Avocado fan’s go wild!

We’ve adopted Pavola, Lamingtons, Lorde and Russel Crowe, and it looks like soon another winner from across the ditch we will claim as our own. Wait for it, avocado stickers to tell you when they are ripe, perfect for eating. Bernard Salt will be frothing over these!

Thinking outside the square

A brilliant New Zealand company has developed stickers for avocados that tell you when they’re ripe for the eating. No more bruised squeezed brown mush.

The perfect avocado

Developed by Freshmax their stickers, with clearly marked colour codes to tell you if the avo is ‘not ripe’, ‘firm-ripe’ or ‘soft ripe’.
Unfortunately, they’re not available in Australia – yet – but Freshmax Senior Marketing Strategist Matthew Crouch confirmed they aren’t too far off.

“We’re exploring plans to roll them out across Australia and in other categories,”
 he told us. And by ‘other categories’ he means other types of produce, just in case you can’t tell your bananas from your brown mush.

Meanwhile, shout-out to this Redditor who today has made the world brighter with his/her avocado expertise.

“My time to shine: I live on an avocado farm. This colour chart only works for certain cultivars of avocado, notably Hass, which is why it’s popular with supermarkets. It is, however, not the tastiest avo, not by a long shot.

For me, that would be Fuerte. Rich, nutty, and smooth, it is utterly delicious and picks early in the season. But it stubbornly doesn’t really change its colour. The best thing to do with this avo is wrapping it in a newspaper with an overripe banana and leave it on your windowsill in the sun. Should ripen in a day or two.

General tip

When buying avos, always check the tip around the stem. If the avocado was legitimately harvested, the stalk will be trimmed down flush with the avo skin. If the avo was nicked, the stalk will be completely removed, leaving an indentation in the avo. You don’t want to buy these for two reasons.

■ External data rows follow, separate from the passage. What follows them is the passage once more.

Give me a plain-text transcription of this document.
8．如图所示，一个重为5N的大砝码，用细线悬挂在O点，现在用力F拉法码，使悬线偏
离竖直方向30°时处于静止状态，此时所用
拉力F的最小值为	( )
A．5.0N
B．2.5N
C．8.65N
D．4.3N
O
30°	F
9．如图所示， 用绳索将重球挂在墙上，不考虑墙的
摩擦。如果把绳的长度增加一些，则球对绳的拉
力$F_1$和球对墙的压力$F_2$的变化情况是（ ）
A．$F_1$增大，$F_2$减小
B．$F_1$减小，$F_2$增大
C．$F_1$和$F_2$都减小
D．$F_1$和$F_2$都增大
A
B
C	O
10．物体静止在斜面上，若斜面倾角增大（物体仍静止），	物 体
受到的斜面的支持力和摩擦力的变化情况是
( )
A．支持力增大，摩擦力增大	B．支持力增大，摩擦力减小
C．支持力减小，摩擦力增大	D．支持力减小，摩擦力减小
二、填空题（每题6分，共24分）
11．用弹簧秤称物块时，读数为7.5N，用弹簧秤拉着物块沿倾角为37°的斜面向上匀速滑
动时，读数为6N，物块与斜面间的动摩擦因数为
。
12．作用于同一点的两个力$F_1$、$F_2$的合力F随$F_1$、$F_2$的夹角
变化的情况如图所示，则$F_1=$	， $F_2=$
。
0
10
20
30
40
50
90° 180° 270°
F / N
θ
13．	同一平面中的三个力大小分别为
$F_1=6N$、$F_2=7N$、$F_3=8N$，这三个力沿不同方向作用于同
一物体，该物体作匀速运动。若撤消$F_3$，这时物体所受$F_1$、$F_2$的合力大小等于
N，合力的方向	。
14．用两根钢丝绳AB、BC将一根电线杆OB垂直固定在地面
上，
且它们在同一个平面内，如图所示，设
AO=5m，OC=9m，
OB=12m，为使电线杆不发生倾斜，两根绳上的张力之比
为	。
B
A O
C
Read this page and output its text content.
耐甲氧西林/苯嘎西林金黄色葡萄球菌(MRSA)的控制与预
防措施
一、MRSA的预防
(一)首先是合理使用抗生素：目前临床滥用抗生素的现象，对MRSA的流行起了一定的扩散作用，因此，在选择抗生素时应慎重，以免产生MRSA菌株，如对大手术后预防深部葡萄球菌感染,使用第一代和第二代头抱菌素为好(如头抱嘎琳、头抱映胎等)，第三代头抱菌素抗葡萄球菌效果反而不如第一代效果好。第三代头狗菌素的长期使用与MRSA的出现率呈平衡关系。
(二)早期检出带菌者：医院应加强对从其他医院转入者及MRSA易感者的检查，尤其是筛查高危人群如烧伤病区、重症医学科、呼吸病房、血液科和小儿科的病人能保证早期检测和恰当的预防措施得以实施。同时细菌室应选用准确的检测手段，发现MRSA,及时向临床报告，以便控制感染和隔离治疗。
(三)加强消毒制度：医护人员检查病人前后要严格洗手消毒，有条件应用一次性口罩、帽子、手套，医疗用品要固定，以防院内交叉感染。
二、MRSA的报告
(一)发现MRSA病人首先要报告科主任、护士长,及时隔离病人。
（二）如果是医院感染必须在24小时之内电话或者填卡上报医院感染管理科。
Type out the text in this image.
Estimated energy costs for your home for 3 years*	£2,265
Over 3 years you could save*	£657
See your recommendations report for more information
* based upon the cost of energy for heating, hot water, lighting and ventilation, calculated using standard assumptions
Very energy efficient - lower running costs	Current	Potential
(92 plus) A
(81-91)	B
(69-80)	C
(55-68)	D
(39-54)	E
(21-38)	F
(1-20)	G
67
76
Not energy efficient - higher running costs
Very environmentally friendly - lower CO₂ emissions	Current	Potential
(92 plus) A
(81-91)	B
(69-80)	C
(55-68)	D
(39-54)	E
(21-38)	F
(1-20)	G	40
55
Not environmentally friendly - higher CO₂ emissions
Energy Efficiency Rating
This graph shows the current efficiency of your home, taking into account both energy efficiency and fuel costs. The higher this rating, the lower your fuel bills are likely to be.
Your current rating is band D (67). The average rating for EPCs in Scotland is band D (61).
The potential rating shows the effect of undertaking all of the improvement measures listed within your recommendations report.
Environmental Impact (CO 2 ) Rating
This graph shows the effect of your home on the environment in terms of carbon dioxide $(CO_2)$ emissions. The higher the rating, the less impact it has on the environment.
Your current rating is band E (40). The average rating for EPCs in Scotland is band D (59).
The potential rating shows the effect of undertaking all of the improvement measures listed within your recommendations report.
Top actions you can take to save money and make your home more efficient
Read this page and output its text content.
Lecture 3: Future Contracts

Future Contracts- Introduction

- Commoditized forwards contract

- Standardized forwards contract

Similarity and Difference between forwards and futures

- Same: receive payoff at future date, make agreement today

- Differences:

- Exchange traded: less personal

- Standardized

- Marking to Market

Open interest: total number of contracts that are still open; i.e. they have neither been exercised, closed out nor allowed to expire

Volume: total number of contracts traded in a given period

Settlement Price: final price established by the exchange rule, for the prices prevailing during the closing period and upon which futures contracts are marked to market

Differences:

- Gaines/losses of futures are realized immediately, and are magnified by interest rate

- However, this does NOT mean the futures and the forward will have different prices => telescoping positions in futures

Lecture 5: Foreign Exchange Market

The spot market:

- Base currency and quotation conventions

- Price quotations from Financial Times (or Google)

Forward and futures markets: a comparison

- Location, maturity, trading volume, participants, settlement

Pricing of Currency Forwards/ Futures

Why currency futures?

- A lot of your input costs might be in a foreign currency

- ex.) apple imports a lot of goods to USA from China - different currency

First, because obviously you don’t want to support a supply chain that includes stolen produce. But second, there’s a reason we trim that shit down rather thank just yank it off the tree the way a thief would.

When you yank the avo off the tree, you pull the stalk right out, creating the indent. What happens is, that spot begins to ripen wayyyyyyy earlier than the rest of the avo, because the skin has effectively been broken at that point. Which means that at the point where the avo feels rip in your hand, it’s already rotten at the top.

Legitimately harvested avos are clipped at the stalk, then trimmed down, precisely because we want the avo to ripen evenly. We don’t want our consumers to have shitty rotten fruit, we want a nice even squish across the whole thing.”